First NCNB acquired Prince William Bank in Dumphries, Va., last year and then agreed to buy Baltimore's Centrabank.
Compared with acquisitions in the region by most of the big Virginia bank holding companies and Maryland National's merger with American Security Bank of the District, however, NCNB's northern forays have been relatively minor.
Although widely known for its aggressive acquisition strategy, which made it the biggest bank company in the Southeast, NCNB's low-keyed approach since venturing north of North Carolina conjures up the image of a sleeping giant. That's likely to change dramatically in the not-too-distant future, however.
Three clearly identifiable trends have emerged in the nearly two years since interstate banking laws in the Washington region became effective. A fourth should become apparent three weeks from now when phase II of Maryland's interstate banking law goes into effect. The new law will allow entry into the state by bank companies from North Carolina and 10 other states under reciprocal legislation.
NCNB announced last week that the Federal Reserve Board has approved its pending merger with Centrabank. The merger is expected to be completed on July 1, signaling the start of the fourth significant interstate banking trend in the region.
The first trend started with enactment of reciprocal interstate banking laws in the region, which set off a merger binge in which Virginia bank holding companies acquired banks in the District and Maryland. Then Maryland opened the door wider to interstate banking by approving special legislation permitting limited entry into the state by big Northeast banks. A third trend can be seen in the dozen or more applications from out-of-state firms, primarily from the Northeast and Midwest, that want to open banks in the District.
In the wake of those developments then, NCNB obviously concluded that it was necessary to establish what one banking industry analyst described as "reasonable staging points in the Maryland and Virginia suburbs" of Washington.
Having done just that in Virginia last year, NCNB has ignited no small amount of curiosity in that state's banking industry. Indeed, Sydney Bailey, Virginia's savvy banking commissioner, wondered aloud during a panel discussion on interstate banking last week about NCNB's intentions in his state.
Bailey probably won't know the answer until well after NCNB makes known how it plans to capitalize on its Centrabank acquisition.
In the meantime, it seems clear that NCNB's strategy for this region is far more conservative than the policy it employed in its merger binges in South Carolina, Georgia and Florida. Unlike other holding companies that have acquired banks in this area, NCNB has maintained a tight grip on its purse strings. Whereas banks in the region generally have been sold for more than twice their book value, Centrabank will fetch much less.
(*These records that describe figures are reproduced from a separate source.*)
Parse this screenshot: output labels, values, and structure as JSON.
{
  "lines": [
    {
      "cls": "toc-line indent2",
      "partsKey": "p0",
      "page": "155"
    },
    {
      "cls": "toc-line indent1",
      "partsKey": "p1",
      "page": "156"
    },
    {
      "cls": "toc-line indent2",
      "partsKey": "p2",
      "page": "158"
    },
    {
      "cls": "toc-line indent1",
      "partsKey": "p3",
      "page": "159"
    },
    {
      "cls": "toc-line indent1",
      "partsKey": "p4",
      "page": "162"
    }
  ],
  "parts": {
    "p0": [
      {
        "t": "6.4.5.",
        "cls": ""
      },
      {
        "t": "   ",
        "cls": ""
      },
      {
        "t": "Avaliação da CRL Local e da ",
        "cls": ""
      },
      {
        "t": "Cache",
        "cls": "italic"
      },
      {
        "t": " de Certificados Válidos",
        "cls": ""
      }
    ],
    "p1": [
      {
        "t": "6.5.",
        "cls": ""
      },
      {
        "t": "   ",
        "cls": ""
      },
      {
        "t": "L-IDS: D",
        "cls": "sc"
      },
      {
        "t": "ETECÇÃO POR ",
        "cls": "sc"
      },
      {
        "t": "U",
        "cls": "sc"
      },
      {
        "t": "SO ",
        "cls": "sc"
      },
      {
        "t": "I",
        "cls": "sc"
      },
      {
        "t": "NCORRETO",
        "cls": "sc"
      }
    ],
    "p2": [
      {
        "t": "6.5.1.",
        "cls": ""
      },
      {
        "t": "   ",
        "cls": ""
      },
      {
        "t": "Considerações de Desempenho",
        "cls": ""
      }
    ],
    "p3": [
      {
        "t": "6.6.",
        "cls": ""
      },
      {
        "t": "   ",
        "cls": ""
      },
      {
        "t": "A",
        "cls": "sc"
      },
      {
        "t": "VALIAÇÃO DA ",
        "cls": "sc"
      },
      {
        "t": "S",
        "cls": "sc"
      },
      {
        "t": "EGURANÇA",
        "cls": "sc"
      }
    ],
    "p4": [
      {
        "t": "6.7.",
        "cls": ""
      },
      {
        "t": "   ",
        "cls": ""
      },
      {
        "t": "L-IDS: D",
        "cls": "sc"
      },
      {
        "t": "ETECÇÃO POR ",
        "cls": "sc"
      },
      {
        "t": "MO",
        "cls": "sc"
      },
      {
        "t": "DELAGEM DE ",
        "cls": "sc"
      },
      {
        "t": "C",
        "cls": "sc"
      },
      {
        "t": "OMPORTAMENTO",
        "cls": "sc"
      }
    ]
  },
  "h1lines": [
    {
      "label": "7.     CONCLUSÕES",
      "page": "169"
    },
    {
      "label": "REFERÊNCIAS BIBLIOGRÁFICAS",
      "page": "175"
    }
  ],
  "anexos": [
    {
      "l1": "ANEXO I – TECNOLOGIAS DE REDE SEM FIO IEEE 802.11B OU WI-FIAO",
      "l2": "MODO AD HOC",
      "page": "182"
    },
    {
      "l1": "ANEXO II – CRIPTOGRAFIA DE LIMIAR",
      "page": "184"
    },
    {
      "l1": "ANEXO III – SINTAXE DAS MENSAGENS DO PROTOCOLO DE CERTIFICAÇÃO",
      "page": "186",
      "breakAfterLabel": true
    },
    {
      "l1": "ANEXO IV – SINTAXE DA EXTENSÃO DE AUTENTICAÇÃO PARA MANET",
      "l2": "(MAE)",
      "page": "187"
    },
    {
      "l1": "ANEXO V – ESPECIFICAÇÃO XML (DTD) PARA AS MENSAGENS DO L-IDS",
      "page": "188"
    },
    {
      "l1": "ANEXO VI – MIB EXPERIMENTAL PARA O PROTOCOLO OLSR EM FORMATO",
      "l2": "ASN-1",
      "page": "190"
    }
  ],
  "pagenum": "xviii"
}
NCNB agreed to pay $8.7 million in cash, and it will issue warrants allowing Centrabank shareholders to purchase up to 350,000 shares of NCNB stock. Even with Centrabank's book value at $12 million, and NCNB's stock at $23.62 1/2 (yesterday's closing price), the merger transaction would be less than twice Centrabank's book value. Buyers have paid much more for considerably smaller banks in the region.
"We will continue to be conservative in the multiples we pay" for banks, declared Dick Stilley, assistant vice president, corporate communications at NCNB. "We are not going to take large dilutions."
As the biggest bank company from Florida to Pennsylvania, NCNB, with assets of $26 billion, is large enough not to feel threatened any longer by larger institutions.
Given NCNB's goal of operating a retail banking network from Baltimore to Miami, "You can expect to have more than just two branches in Virginia and eight in Baltimore," Stilley said.
NCNB's conservative merger strategy rules out immediate ownership of an established large branch network in the Baltimore-Washington-Richmond corridor. Its low-budget acquisitions give it access, nonetheless, to the same lucrative market for which its major competitors paid so dearly.